In 2006, Robert Thwaites, an amateur forger sentenced to prison time who described, “forgery is a “risk” that he took in order to make the most of his talents. ‘I was pragmatic enough to realize that it could all go wrong and that if it did go wrong I would be punished.'” This kind of perfectionist individual would otherwise be celebrated in the ritzy art community, especially for his dedication to the craft. He knew the risks and was willing to continue his forgeries because he wanted to test his art abilities.

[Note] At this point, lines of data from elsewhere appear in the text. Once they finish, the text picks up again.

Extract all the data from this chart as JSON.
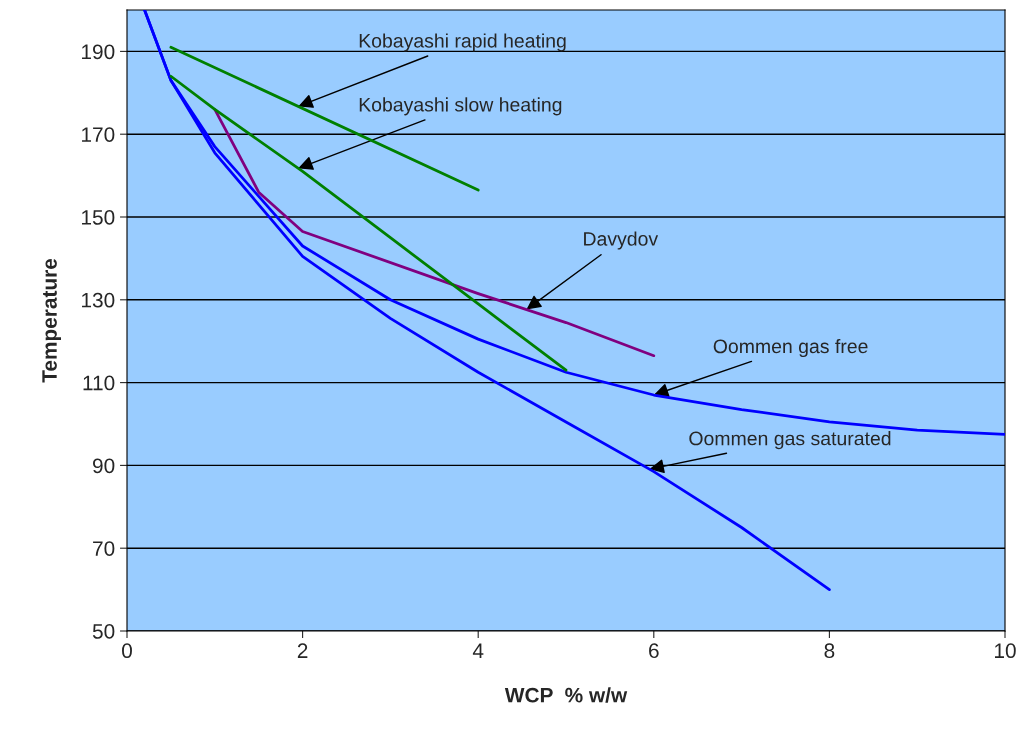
{
  "chart_data": {
    "type": "line",
    "xlabel": "WCP  % w/w",
    "ylabel": "Temperature",
    "xlim": [
      0,
      10
    ],
    "ylim": [
      50,
      200
    ],
    "xticks": [
      0,
      2,
      4,
      6,
      8,
      10
    ],
    "yticks": [
      50,
      70,
      90,
      110,
      130,
      150,
      170,
      190
    ],
    "grid": "y",
    "marker": "none",
    "line_style": "solid",
    "series": [
      {
        "color": "#0000ff",
        "x": [
          0.2,
          0.5,
          1,
          2,
          3,
          4,
          5,
          6,
          7,
          8,
          9,
          10
        ],
        "values": [
          200,
          183,
          167,
          143,
          130,
          120.5,
          112.5,
          107,
          103.5,
          100.5,
          98.5,
          97.5
        ]
      },
      {
        "color": "#0000ff",
        "x": [
          0.2,
          0.5,
          1,
          1.5,
          2,
          3,
          4,
          5,
          6,
          7,
          8
        ],
        "values": [
          200,
          183,
          165.5,
          153,
          140.5,
          125.5,
          112.5,
          100.5,
          88.5,
          75,
          60
        ]
      },
      {
        "color": "#800080",
        "x": [
          1,
          1.5,
          2,
          4,
          5,
          6
        ],
        "values": [
          176,
          156,
          146.5,
          131.5,
          124.5,
          116.5
        ]
      },
      {
        "color": "#008000",
        "x": [
          0.5,
          4
        ],
        "values": [
          191,
          156.5
        ]
      },
      {
        "color": "#008000",
        "x": [
          0.5,
          1,
          2,
          3,
          4,
          5
        ],
        "values": [
          184,
          176,
          161,
          145,
          129,
          113
        ]
      }
    ],
    "annotations": [
      {
        "text": "Kobayashi rapid heating",
        "x": 1.95,
        "y": 176.7
      },
      {
        "text": "Kobayashi slow heating",
        "x": 1.95,
        "y": 161.75
      },
      {
        "text": "Davydov",
        "x": 4.55,
        "y": 127.65
      },
      {
        "text": "Oommen gas free",
        "x": 6,
        "y": 107
      },
      {
        "text": "Oommen gas saturated",
        "x": 5.95,
        "y": 89.1
      }
    ]
  }
}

Clearly, this demonstrates a “shadow space” located in the intersection of art and crime, because this is criminal activity that is actively prosecuted, but they are still beautiful creation by themselves. Many would argue these forgers are ruining the entire culture of art and harm true artists by casting doubt on authentic paintings which in turn lose value. According to the Union Tribune article, “Art historian Thomas Hoving, former director of the Metropolitan Museum of Art in New York, has estimated that up to 40 percent of the market is made up of some type of forgery.” This does harm the actual values of authentic paintings and can create public mistrust aimed at art directors because of the difficulty of spotting fakes.

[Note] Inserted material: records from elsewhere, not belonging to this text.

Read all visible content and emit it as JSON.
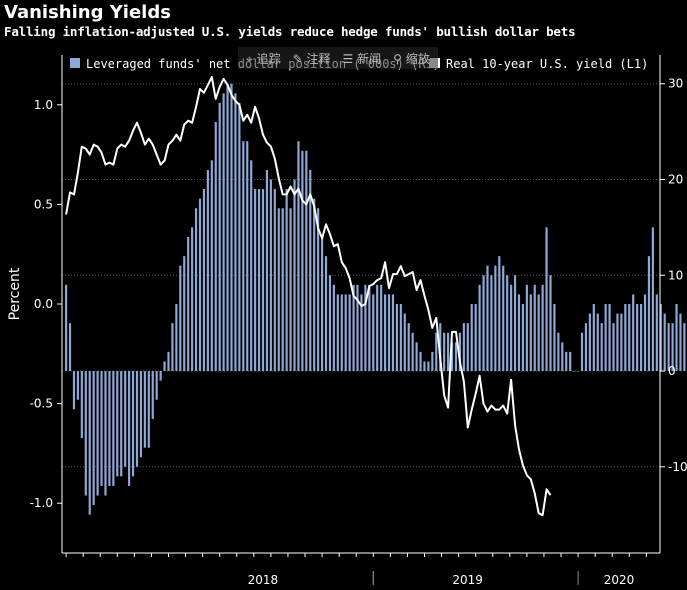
{
  "title": "Vanishing Yields",
  "subtitle": "Falling inflation-adjusted U.S. yields reduce hedge funds' bullish dollar bets",
  "toolbar": {
    "items": [
      {
        "icon": "crosshair-icon",
        "label": "追踪"
      },
      {
        "icon": "pencil-icon",
        "label": "注释"
      },
      {
        "icon": "news-icon",
        "label": "新闻"
      },
      {
        "icon": "zoom-icon",
        "label": "缩放"
      }
    ]
  },
  "chart_data": {
    "type": "bar+line",
    "ylabel_left": "Percent",
    "legend": [
      {
        "name": "Leveraged funds' net dollar position ('000s) (R1)",
        "color": "#8ea9d8",
        "kind": "bar"
      },
      {
        "name": "Real 10-year U.S. yield (L1)",
        "color": "#ffffff",
        "kind": "line"
      }
    ],
    "left_axis": {
      "ticks": [
        -1.0,
        -0.5,
        0.0,
        0.5,
        1.0
      ],
      "tick_labels": [
        "-1.0",
        "-0.5",
        "0.0",
        "0.5",
        "1.0"
      ],
      "range": [
        -1.25,
        1.25
      ]
    },
    "right_axis": {
      "ticks": [
        -10,
        0,
        10,
        20,
        30
      ],
      "tick_labels": [
        "-10",
        "0",
        "10",
        "20",
        "30"
      ],
      "range": [
        -19,
        33
      ]
    },
    "x_labels": [
      "2018",
      "2019",
      "2020"
    ],
    "x_range": [
      2017.48,
      2020.4
    ],
    "bars": {
      "start": 2017.5,
      "step": 0.01923,
      "values": [
        9,
        5,
        -4,
        -3,
        -7,
        -13,
        -15,
        -14,
        -13,
        -12,
        -13,
        -12,
        -12,
        -11,
        -11,
        -10,
        -12,
        -11,
        -10,
        -9,
        -8,
        -8,
        -5,
        -3,
        -1,
        1,
        2,
        5,
        7,
        11,
        12,
        14,
        15,
        17,
        18,
        19,
        21,
        22,
        26,
        28,
        29,
        30,
        30,
        29,
        28,
        24,
        24,
        22,
        19,
        19,
        19,
        21,
        20,
        19,
        17,
        17,
        19,
        17,
        20,
        24,
        23,
        23,
        21,
        18,
        17,
        14,
        12,
        10,
        9,
        8,
        8,
        8,
        8,
        9,
        9,
        8,
        9,
        9,
        8,
        9,
        9,
        8,
        8,
        8,
        7,
        7,
        6,
        5,
        4,
        3,
        2,
        1,
        1,
        2,
        4,
        5,
        4,
        4,
        3,
        3,
        4,
        5,
        5,
        7,
        7,
        9,
        10,
        11,
        10,
        11,
        12,
        11,
        10,
        9,
        10,
        8,
        7,
        9,
        8,
        9,
        8,
        9,
        15,
        10,
        7,
        4,
        3,
        2,
        2,
        0,
        0,
        4,
        5,
        6,
        7,
        6,
        5,
        7,
        7,
        5,
        6,
        6,
        7,
        7,
        8,
        7,
        7,
        8,
        12,
        15,
        8,
        7,
        6,
        5,
        5,
        7,
        6,
        5,
        4,
        3,
        2,
        1,
        -1
      ]
    },
    "line": {
      "start": 2017.5,
      "step": 0.01923,
      "values": [
        0.45,
        0.56,
        0.55,
        0.66,
        0.79,
        0.78,
        0.75,
        0.8,
        0.79,
        0.76,
        0.7,
        0.71,
        0.7,
        0.78,
        0.8,
        0.79,
        0.82,
        0.87,
        0.91,
        0.86,
        0.8,
        0.83,
        0.8,
        0.75,
        0.7,
        0.72,
        0.8,
        0.82,
        0.85,
        0.82,
        0.9,
        0.92,
        0.91,
        0.99,
        1.08,
        1.06,
        1.1,
        1.14,
        1.03,
        1.09,
        1.13,
        1.1,
        1.05,
        1.02,
        1.0,
        0.92,
        0.95,
        0.91,
        0.99,
        0.93,
        0.85,
        0.81,
        0.79,
        0.73,
        0.63,
        0.55,
        0.55,
        0.59,
        0.55,
        0.58,
        0.52,
        0.5,
        0.55,
        0.49,
        0.38,
        0.33,
        0.4,
        0.35,
        0.29,
        0.3,
        0.21,
        0.18,
        0.13,
        0.04,
        0.02,
        -0.01,
        0.0,
        0.09,
        0.1,
        0.12,
        0.13,
        0.21,
        0.08,
        0.15,
        0.15,
        0.19,
        0.14,
        0.15,
        0.16,
        0.07,
        0.12,
        0.04,
        -0.03,
        -0.12,
        -0.07,
        -0.27,
        -0.46,
        -0.52,
        -0.14,
        -0.14,
        -0.29,
        -0.39,
        -0.62,
        -0.53,
        -0.45,
        -0.36,
        -0.5,
        -0.54,
        -0.51,
        -0.53,
        -0.53,
        -0.51,
        -0.55,
        -0.38,
        -0.61,
        -0.73,
        -0.81,
        -0.86,
        -0.88,
        -0.95,
        -1.05,
        -1.06,
        -0.93,
        -0.96
      ]
    }
  }
}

Yet, many fail to see the positives associated with art forgeries. For example, the copying of masterpieces has long been regarded as a form of apprenticeship which increases the amount of publicity for artists and assists with improving the quality of their work. Even after serving his prison sentence, John Myatt, has taken hundreds of purchase orders for what he calls, “genuine fakes”, i.e copies of famous paintings often charging buyers thousands of dollars. Obviously, there is a high demand for quality art created by these master forgers yet they are still ostracized from art collections and museums worldwide. Is it fair that we label individuals such as John Myatt and John Drewe simply as criminal offenders, causing substantial harm to culture and true pieces of art? I believe it is not that simple, because art comes in various forms and if there is a sensory appeal to their work that people love to see, it is art. Not only is it art, but it is art that is in high demand even though it is “fake” art. Their detailed oriented work would otherwise be celebrated in the art world, if it were not for the false advertising or documentation. Does copying art somehow make it not art? After all, imitation is the sincerest form of flattery.